Befehl des Ministers des Innern, Karl Maron, zu den Aufgaben des Präsidiums der Volkspolizei Berlin zur verstärkten Sicherung der Grenze in Berlin, 12. August 1961

REGIERUNG
DER DEUTSCHEN DEMOKRATISCHEN REPUBLIK

Ministerium des Innern

- Der Minister -

Geheime Verschlußsache



Zur Erhöhung der Sicherheit der Deutschen Demokratischen Republik sind mit "X"-Zeit Maßnahmen zur Einschränkung des Verkehrs aus den Bezirken der Deutschen Demokratischen Republik nach dem demokratischen Berlin sowie aus den Bezirken der Deutschen Demokratischen Republik und dem demokratischen Berlin nach Westberlin eingeleitet.

Zur Durchführung dieser Maßnahmen

BEFEHLE ICH:
  1. Mit "X"-Zeit wird dem Präsidenten der Volkspolizei Berlin die 1. Brigade der Bereitschaftspolizei im vollen Bestand mit der Aufgabe, die Grenzsicherung zu übernehmen, unterstellt. Gleichzeitig werden dem Kommandeur der 1. Brigade die Kräfte des bisherigen Sicherungskommandos unterstellt.

    Zur Verstärkung dieser Einheiten ist die Bezirksschule der Volkspolizei "X" + 6 Stunden in Marschbereitschaft zu versetzen und ebenfalls dem Kommandeur der 1. Brigade zu unterstellen. "X" + 7 Stunden werden diese Einheiten durch die MPS Aschersleben ergänzt, die gleichfalls dem Kommandeur der 1. Brigade der Bereitschaftspolizei unterstellt werden.

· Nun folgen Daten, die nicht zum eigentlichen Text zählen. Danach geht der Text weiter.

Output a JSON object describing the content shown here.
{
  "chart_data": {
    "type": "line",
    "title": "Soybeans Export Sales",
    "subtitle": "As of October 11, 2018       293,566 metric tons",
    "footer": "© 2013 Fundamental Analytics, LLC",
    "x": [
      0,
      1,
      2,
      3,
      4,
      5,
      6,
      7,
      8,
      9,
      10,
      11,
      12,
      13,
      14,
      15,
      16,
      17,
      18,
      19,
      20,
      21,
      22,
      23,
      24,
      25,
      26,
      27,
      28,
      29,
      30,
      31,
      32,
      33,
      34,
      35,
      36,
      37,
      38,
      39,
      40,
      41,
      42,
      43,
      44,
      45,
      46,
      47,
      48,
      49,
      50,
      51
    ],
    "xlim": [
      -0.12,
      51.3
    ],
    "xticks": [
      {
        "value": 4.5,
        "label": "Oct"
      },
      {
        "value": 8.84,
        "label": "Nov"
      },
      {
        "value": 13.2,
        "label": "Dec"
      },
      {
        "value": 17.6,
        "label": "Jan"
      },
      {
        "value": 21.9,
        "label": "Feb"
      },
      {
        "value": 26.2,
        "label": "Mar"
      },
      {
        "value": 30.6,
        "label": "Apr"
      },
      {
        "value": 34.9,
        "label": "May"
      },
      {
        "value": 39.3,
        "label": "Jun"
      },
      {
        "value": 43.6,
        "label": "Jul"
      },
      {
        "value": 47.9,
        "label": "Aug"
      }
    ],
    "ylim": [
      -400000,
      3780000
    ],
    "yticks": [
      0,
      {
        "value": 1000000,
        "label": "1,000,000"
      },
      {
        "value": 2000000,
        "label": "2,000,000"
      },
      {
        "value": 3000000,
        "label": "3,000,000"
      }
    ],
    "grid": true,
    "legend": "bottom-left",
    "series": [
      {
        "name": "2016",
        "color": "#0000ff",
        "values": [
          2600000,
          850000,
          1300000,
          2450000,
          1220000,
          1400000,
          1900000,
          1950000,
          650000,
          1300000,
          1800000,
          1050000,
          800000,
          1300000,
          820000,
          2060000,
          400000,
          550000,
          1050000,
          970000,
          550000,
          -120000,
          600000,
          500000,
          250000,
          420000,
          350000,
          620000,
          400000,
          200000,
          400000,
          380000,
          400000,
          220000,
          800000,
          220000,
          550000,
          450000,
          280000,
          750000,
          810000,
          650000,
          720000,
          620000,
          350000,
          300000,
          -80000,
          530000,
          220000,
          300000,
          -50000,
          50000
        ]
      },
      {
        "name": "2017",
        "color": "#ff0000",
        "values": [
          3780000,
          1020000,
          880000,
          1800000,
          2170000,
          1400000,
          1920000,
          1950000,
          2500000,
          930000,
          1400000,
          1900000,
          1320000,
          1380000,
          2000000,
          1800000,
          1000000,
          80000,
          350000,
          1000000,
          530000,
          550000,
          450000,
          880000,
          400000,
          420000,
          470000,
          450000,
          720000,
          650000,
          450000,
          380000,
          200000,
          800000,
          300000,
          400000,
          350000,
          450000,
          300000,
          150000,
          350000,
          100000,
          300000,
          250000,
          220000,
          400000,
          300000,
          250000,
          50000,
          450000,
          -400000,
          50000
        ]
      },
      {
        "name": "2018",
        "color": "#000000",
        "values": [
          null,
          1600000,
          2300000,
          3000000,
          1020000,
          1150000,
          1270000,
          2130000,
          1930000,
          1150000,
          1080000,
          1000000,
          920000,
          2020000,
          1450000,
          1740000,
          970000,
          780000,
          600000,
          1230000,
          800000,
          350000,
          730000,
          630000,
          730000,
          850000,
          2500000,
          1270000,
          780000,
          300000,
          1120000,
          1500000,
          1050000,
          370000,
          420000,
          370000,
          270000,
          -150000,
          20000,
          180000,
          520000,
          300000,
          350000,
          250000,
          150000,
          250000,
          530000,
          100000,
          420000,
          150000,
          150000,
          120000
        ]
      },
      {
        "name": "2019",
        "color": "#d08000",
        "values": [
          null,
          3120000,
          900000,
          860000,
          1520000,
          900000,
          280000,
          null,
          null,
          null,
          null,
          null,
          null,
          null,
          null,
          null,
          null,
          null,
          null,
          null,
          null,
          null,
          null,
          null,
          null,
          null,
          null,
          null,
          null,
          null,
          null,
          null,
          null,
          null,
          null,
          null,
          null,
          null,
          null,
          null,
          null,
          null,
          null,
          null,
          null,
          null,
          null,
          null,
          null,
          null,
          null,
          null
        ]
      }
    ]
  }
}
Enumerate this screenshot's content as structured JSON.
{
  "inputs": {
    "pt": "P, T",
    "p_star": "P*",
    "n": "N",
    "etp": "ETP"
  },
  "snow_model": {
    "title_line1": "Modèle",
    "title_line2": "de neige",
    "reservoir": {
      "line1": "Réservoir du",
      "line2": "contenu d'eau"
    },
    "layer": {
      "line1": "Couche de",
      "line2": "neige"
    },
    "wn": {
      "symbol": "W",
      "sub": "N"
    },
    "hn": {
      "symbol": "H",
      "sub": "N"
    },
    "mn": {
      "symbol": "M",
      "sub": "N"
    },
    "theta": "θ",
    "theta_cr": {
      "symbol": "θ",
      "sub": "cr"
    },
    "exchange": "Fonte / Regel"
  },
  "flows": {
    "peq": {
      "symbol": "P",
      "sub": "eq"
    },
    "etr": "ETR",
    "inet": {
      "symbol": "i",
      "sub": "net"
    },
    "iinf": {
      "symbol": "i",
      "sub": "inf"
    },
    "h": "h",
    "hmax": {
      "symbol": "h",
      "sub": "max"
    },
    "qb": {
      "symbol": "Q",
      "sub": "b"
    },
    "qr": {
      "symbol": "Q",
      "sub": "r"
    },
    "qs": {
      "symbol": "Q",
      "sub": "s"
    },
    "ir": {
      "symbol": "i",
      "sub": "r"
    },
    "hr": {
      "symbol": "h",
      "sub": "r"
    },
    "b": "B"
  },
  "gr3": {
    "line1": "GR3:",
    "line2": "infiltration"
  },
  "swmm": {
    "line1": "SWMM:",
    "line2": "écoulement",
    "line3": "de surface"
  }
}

    Der Kommandeur der 1. Brigade der Bereitschaftspolizei hat mit "X" die Aufgabe als Kommandeur aller oben angeführten Kontroll- und Sicherungskräfte zum Schutz der Grenze zwischen der Hauptstadt der Deutschen Demokratischen Republik und Westberlin zu übernehmen und ist für den Aufbau einer in zwei Linien tief gestaffelten Sicherung verantwortlich. Der Zwischenraum zwischen den Linien hat in Abhängigkeit von den örtlichen Verhältnissen 100 m bis 150 m zu betragen.

    Bis "X" + 180 Minuten ist die höchste Dichte entlang der Grenze zu erreichen.
    Die Kräfte der bisherigen Sicherungskommandos verbleiben bis zu diesem Zeitpunkt in voller Dienststärke in ihren Abschnitten und sind erst dann entsprechend dem Befehl des Kommandeurs aller Sicherungskräfte umzugruppieren und besonders zur Verstärkung der geöffneten Kontrollpunkte einzusetzen.

    "X" + 30 Minuten sind die Übergänge - außer den in der Befehlskarte eingezeichneten - zu schließen und bis "X" + 180 Minuten pioniermäßig zu sperren.

    Die Hauptanstrengungen der Grenzsicherung sind auf den Abschnitt rechts FLUSS PANKE (ausschließlich)-links OBERBAUMBRÜCKE (einschließlich) zu richten.

  2. "X" + 30 Minuten ist im Bereich des Präsidiums der Volkspolizei Berlin (außer Kampfgruppen und Freiwilligen Helfern) Alarmstufe II auszulösen.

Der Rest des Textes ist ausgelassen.